Some Tips For Indiana Receivers
How Can A Subsequent Mortgage Have Priority Over A Prior Mortgage?

Full Credit (Judgment) Bid in Michigan Extinguishes Debt and Mortgage in Indiana

Sometimes multiple mortgages on multiple properties secure a single promissory note.  Lenders/mortgagees may pursue separate foreclosure actions against separate properties, but there cannot be a double recovery.  Neu v. Gibson, 968 N.E.2d 262 (Ind. Ct. App. 2012) illustrates this and applies the so-called “full credit bid rule” that was the subject of my post Full Judgment Bid = Zero Deficiency

The transaction.  In exchange for the sale of stock, Nowak gave Gibson a promissory note and granted Gibson a mortgage against real estate in both Indiana and Michigan.  Nowak sold the Indiana real estate to Neu but did not inform Gibson of the sale.  Nowak ultimately defaulted on the promissory note to Gibson. 

Suits.  Legal proceedings ensued in Indiana between Gibson and Neu that led to an Indiana Supreme Court decision concerning the doctrine of equitable subrogation, which was the subject of my March 1, 2011 post.  Unbeknownst to Neu, Gibson also pursued a legal proceeding in Michigan with respect to the Michigan real estate.  Gibson obtained a foreclosure judgment in Michigan and made a credit bid at the sale for the full amount of the judgment.  Gibson ultimately acquired title to the Michigan real estate.  The collection proceedings then turned back to Indiana where the issue was whether the Indiana judgment had been satisfied by virtue of the Michigan sale. 

Full credit bid rule.  Neu’s primary argument in the Indiana case focused on Gibson’s entry of a full credit bid in the foreclosure sale of the Michigan real estate.  The question was whether Gibson’s claim against the Indiana real estate, which claim rested on the same debt secured by the Michigan real estate, was barred by the “full credit bid rule.”  (Michigan also recognizes and applies this rule.)  Essentially, the rule provides that the payment of a bid at a sheriff’s sale sufficient to satisfy the judgment extinguishes that judgment.  It follows that, where a judgment creditor has been paid the full amount of the judgment, there is a complete satisfaction of that judgment. 

Rule applied.  In Neu, Gibson obtained a foreclosure judgment on Nowak’s promissory note with regard to the Michigan real estate in the amount of $305,722.48.  A few months later, the Michigan real estate was the subject of a foreclosure sale where Gibson submitted the highest bid of $305,722.48.  The Court said:  “as Gibson purchased the Michigan Real Estate for a price equal to the amount of the foreclosure judgment, the debt became satisfied and the underlying promissory note was extinguished.”  Consequently, the mortgage on the Indiana real estate was terminated. 

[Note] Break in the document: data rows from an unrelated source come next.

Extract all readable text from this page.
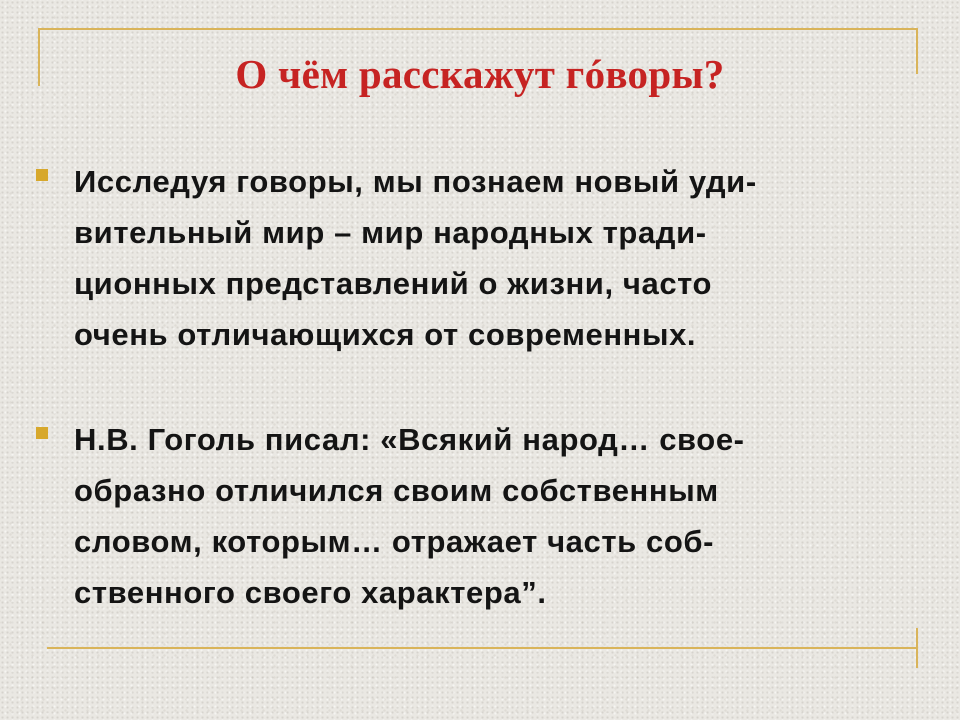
О чём расскажут гóворы?

Исследуя говоры, мы познаем новый уди-
вительный мир – мир народных тради-
ционных представлений о жизни, часто
очень отличающихся от современных.

Н.В. Гоголь писал: «Всякий народ… свое-
образно отличился своим собственным
словом, которым… отражает часть соб-
ственного своего характера”.
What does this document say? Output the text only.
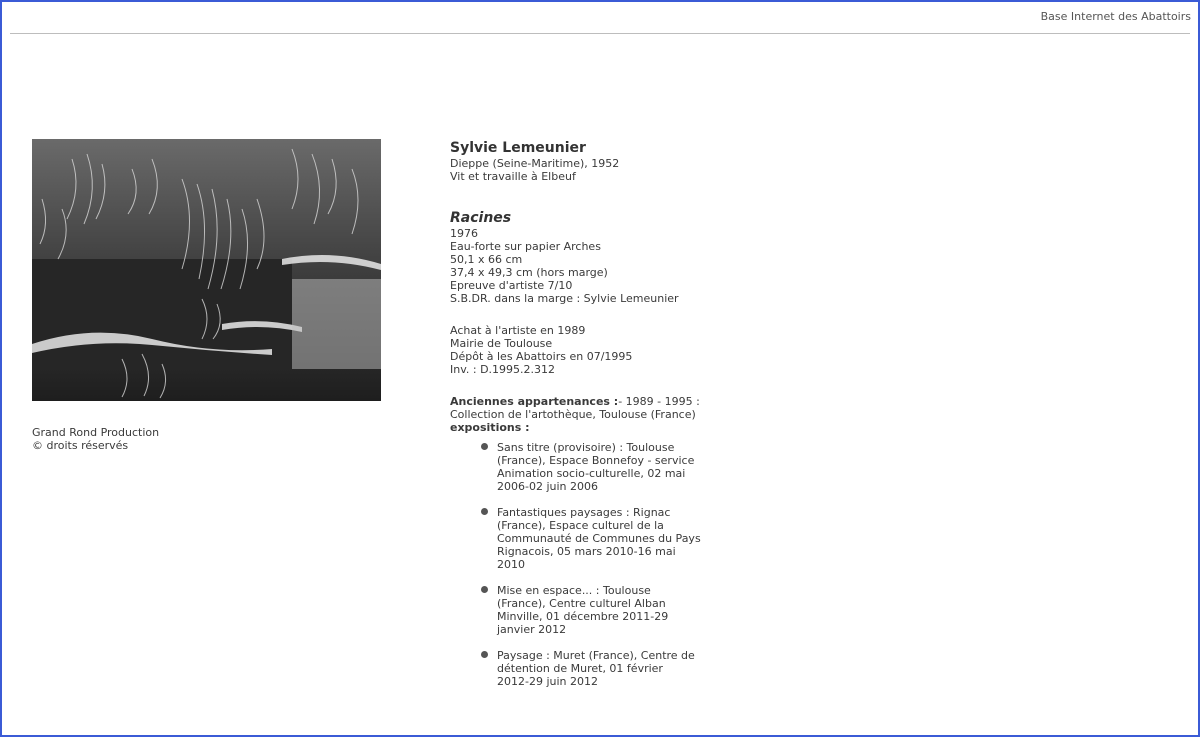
Base Internet des Abattoirs
Grand Rond Production
© droits réservés
Sylvie Lemeunier
Dieppe (Seine-Maritime), 1952
Vit et travaille à Elbeuf
Racines
1976
Eau-forte sur papier Arches
50,1 x 66 cm
37,4 x 49,3 cm (hors marge)
Epreuve d'artiste 7/10
S.B.DR. dans la marge : Sylvie Lemeunier
Achat à l'artiste en 1989
Mairie de Toulouse
Dépôt à les Abattoirs en 07/1995
Inv. : D.1995.2.312
Anciennes appartenances :- 1989 - 1995 :
Collection de l'artothèque, Toulouse (France)
expositions :
Sans titre (provisoire) : Toulouse
(France), Espace Bonnefoy - service
Animation socio-culturelle, 02 mai
2006-02 juin 2006
Fantastiques paysages : Rignac
(France), Espace culturel de la
Communauté de Communes du Pays
Rignacois, 05 mars 2010-16 mai
2010
Mise en espace... : Toulouse
(France), Centre culturel Alban
Minville, 01 décembre 2011-29
janvier 2012
Paysage : Muret (France), Centre de
détention de Muret, 01 février
2012-29 juin 2012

Fair market value immaterial.  In an effort to avoid the consequences of the Michigan proceedings, Gibson contended that the Court should use the fair market value of the Michigan real estate – not the full credit bid – in determining the amount still owed in the Indiana action.  Gibson submitted an appraisal of the Michigan real estate stating the property was only worth $72,000.  As discussed in the Titan opinion and my 8/1/08 post, however, the full credit bid rule “precludes a lender for purposes of collecting its debt from making a full credit bid and subsequently claiming that the property was actually worth less than the bid.”  The Court summed up its opinion as follows:

As Gibson purchased the Michigan real estate for a price equal to the amount of the foreclosure judgment, the debt became satisfied and the underlying promissory note was extinguished. . . . With the satisfaction of the underlying promissory note, there is no longer any debt to support the foreclosure on the Indiana real estate.  If, in fact, we were to allow Gibson to foreclose on the Indiana real estate after foreclosing on the Michigan real estate, we would grant him a windfall, which we are not prepared to do.

Takeaway.  One of the lessons of Neu is that judgment creditors probably should not make full judgment (credit) bids at foreclosure sales unless the real estate is worth the amount of the judgment.  On the other hand, if judgment creditors absolutely want the property, and if there are no other assets to pursue, then a full credit bid at a sheriff’s sale makes sense.  But do so knowing that there is no residual debt to collect.  A full credit (judgment) bid resolves the debt and extinguishes any other liens securing such debt.